Revenues fall at retailer as it looks to move online

JD Williams

Revenues fell by 1.6% in the last three months of the year at retailer N Brown.

The Manchester-based group, which includes the ‘power brand’ JD Williams, Simply Be and Jacamo businesses, has been hit by the downturn on the high street and has been moving to online sales.

The firm issued a trading statement this morning.

The company also admitted defeat in a long running battle with the tax man which will cost it an extra £9m a year.

Chief executive Steve Johnson said: “The group delivered robust online Power Brand growth and a stable margin performance in what was a challenging and highly promotional peak trading period.

“We continue to manage the anticipated decline of our legacy offline business and remain focused on improving our customer proposition to drive profitable online growth.

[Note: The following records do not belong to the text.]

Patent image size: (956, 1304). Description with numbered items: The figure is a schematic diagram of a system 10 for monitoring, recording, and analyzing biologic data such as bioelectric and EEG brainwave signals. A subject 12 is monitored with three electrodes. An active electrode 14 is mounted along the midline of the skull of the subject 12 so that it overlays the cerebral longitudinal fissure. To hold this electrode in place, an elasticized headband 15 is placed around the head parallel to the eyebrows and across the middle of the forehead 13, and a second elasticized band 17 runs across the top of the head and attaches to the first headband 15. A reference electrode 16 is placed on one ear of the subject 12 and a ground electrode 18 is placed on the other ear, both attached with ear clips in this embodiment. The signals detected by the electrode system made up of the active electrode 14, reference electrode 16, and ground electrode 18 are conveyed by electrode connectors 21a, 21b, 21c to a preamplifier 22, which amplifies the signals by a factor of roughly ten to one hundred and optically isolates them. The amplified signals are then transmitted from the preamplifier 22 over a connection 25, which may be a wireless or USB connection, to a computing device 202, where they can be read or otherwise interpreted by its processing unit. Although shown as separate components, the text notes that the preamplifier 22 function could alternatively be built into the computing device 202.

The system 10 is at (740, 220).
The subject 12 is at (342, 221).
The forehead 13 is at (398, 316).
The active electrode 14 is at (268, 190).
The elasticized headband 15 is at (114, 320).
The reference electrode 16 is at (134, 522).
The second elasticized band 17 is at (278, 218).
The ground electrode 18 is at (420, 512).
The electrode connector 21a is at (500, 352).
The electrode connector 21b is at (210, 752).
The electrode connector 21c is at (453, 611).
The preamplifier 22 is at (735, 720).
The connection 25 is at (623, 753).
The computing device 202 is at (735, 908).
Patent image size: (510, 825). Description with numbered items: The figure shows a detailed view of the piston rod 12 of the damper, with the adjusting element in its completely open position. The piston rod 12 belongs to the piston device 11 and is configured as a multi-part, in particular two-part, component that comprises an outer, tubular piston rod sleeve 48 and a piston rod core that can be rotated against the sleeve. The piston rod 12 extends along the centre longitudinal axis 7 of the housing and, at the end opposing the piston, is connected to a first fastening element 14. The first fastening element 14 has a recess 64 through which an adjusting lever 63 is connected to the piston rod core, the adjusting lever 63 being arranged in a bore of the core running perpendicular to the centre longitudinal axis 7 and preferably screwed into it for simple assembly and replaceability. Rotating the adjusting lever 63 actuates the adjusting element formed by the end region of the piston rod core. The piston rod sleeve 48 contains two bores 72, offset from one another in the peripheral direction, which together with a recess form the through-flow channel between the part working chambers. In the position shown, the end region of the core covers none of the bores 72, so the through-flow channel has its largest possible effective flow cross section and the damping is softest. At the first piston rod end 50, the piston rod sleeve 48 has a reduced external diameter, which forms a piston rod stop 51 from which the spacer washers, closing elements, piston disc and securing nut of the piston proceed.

“Trading over the Cyber and Christmas periods was relatively consistent and in line with our expectations, with the group benefiting from a more targeted and efficient approach to its promotional activity.

“Based on maintained margin guidance, continued strong financial services performance and improved operating efficiency, our full year expectations remain unchanged.”

A statement to the Stock Exchange said: “Our transformation into a digital retailer continues, with total online Power Brand revenues increasing by 6.4% during the period.

“The group’s digital sales now account for 78.5% of Product revenue compared to 71.0% for the same period last year.

“As anticipated total quarter product sales (excluding stores) declined by 6% as the group continued to scale back its expenditure on offline marketing and recruitment, consistent with its stated strategy of focusing on online growth and improving its marketing efficiency.

“This mainly impacted revenues in its traditional and secondary segments, which were down 22.9% and 5.2% respectively.

“While Power Brand revenues were flat, within this Simply Be and Jacamo continued to grow despite the challenging market conditions.

“Although JD Williams declined 3.3%, having been impacted by the headwind from the migration of Fifty Plus, excluding Fifty Plus it was up 4.2%. For online sales only, JD Williams was ahead by 6.9%.

“The group is currently re-evaluating its proposition for JD Williams and will provide further details at its full year results later in the year.”

The final ruling on the firm’s dispute with HMRC with respect to the VAT recovery of certain marketing costs has been received and it is consistent with the draft ruling.

As a result, the group continues to expect that its marketing costs will increase by £6m to £9m per year on a full-year basis from next year.

There will also be a non-cash exceptional charge relating to the partial impairment of the existing VAT debtor asset. The group is still considering its position with respect to an appeal.